A previsão para aproximadamente 2060 é de uma redução de até 30% da água a ser partilhada. "O estresse hídrico imposto pelo hidrograma atual já é muito maior do que qualquer cenário de mudança climática projetada", afirmou Sawakuchi. Nesse contexto, a proteção das nascentes, como as defendidas pela liderança Kayapó Doto Takak Ire, presidente do Instituto Kabu, torna-se ainda mais crucial.

Mais impactos que reduções - "Os impactos locais regionais são muito mais severos do que qualquer ganho por redução de emissão", alertou Sawakuchi, ao discutir a percepção da energia hidrelétrica no Brasil como uma alternativa para a redução de gases de efeito estufa. Ele argumentou que, embora Belo Monte opere com um valor de emissão mais baixo (especialmente em comparação com termelétricas ou o caso emblemático da hidrelétrica de Balbina), há muita incerteza nisso, e usar a energia hidrelétrica para comercializar crédito de carbono não é recomendado.

Para ele, a gravidade dos impactos locais regionais - como a restrição hídrica severa na Volta Grande do Xingu, que é muito maior do que qualquer cenário projetado de mudança climática, e o dano aos ecossistemas de pedral, aquáticos e de floresta aluvial - torna o aspecto de redução de emissão um fator secundário.
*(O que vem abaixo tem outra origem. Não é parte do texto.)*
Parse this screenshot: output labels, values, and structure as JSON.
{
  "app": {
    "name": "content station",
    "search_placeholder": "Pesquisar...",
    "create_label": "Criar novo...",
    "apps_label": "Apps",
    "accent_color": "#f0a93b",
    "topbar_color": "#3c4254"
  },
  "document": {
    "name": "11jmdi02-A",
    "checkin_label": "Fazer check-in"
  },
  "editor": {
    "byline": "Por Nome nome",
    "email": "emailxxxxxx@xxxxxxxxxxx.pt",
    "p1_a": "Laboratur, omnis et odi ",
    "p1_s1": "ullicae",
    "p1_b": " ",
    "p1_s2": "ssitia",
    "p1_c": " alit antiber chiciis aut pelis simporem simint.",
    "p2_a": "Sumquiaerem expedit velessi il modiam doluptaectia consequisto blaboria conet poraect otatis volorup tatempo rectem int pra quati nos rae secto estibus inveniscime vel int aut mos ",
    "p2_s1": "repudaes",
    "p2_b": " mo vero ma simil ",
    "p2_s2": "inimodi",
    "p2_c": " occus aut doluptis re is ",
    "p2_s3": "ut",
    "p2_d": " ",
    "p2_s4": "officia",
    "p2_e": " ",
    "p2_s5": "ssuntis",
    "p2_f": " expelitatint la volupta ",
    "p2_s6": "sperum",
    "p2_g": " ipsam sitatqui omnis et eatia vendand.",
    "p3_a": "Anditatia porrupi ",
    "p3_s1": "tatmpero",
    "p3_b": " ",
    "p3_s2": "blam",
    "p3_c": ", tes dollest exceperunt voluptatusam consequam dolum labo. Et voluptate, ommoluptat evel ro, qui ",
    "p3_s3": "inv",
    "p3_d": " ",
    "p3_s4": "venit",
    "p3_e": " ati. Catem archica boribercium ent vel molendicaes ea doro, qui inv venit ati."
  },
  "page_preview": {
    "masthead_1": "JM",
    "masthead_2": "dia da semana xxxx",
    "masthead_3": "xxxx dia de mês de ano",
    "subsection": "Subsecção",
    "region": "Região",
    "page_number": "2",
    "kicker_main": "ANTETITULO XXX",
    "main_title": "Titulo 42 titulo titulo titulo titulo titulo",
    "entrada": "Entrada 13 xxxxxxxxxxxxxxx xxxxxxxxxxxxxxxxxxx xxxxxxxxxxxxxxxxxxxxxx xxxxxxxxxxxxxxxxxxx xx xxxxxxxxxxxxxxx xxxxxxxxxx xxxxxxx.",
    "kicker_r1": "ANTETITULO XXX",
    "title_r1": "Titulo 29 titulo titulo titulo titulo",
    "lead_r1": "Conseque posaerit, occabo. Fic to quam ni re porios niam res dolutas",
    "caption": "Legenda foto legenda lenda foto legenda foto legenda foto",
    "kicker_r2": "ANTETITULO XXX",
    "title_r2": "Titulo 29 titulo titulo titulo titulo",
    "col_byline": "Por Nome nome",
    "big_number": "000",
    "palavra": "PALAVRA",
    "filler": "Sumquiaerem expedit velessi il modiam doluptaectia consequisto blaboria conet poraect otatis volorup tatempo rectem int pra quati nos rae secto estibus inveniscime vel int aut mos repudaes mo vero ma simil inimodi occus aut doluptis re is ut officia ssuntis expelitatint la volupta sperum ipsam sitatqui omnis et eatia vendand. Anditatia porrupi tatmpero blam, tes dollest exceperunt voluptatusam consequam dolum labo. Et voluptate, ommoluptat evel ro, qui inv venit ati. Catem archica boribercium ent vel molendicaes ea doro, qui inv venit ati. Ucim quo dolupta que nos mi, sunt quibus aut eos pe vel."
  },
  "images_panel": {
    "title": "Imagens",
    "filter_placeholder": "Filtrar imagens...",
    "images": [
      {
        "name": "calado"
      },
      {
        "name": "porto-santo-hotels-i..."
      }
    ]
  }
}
Impacto político e judicial - O desastre socioambiental teve um impacto profundo, frisou o procurador regional da República Felício Pontes Jr. Ele destacou que a visibilidade dos efeitos da usina "quebrou o ciclo contínuo de planejamento e execução de grandes hidrelétricas pelo governo brasileiro". "E depois de Belo Monte nenhuma mais foi realizada", afirmou.

Com base nos dados do Mati, o MPF obteve uma decisão liminar em ação ajuizada em 2021, mas a decisão encontra-se atualmente suspensa. Ao final do painel, Pontes Jr. rebateu a percepção de que o debate estaria superado: "Não acabou Belo Monte e não vai acabar nunca. O desastre é tão grande que não vai acabar nunca."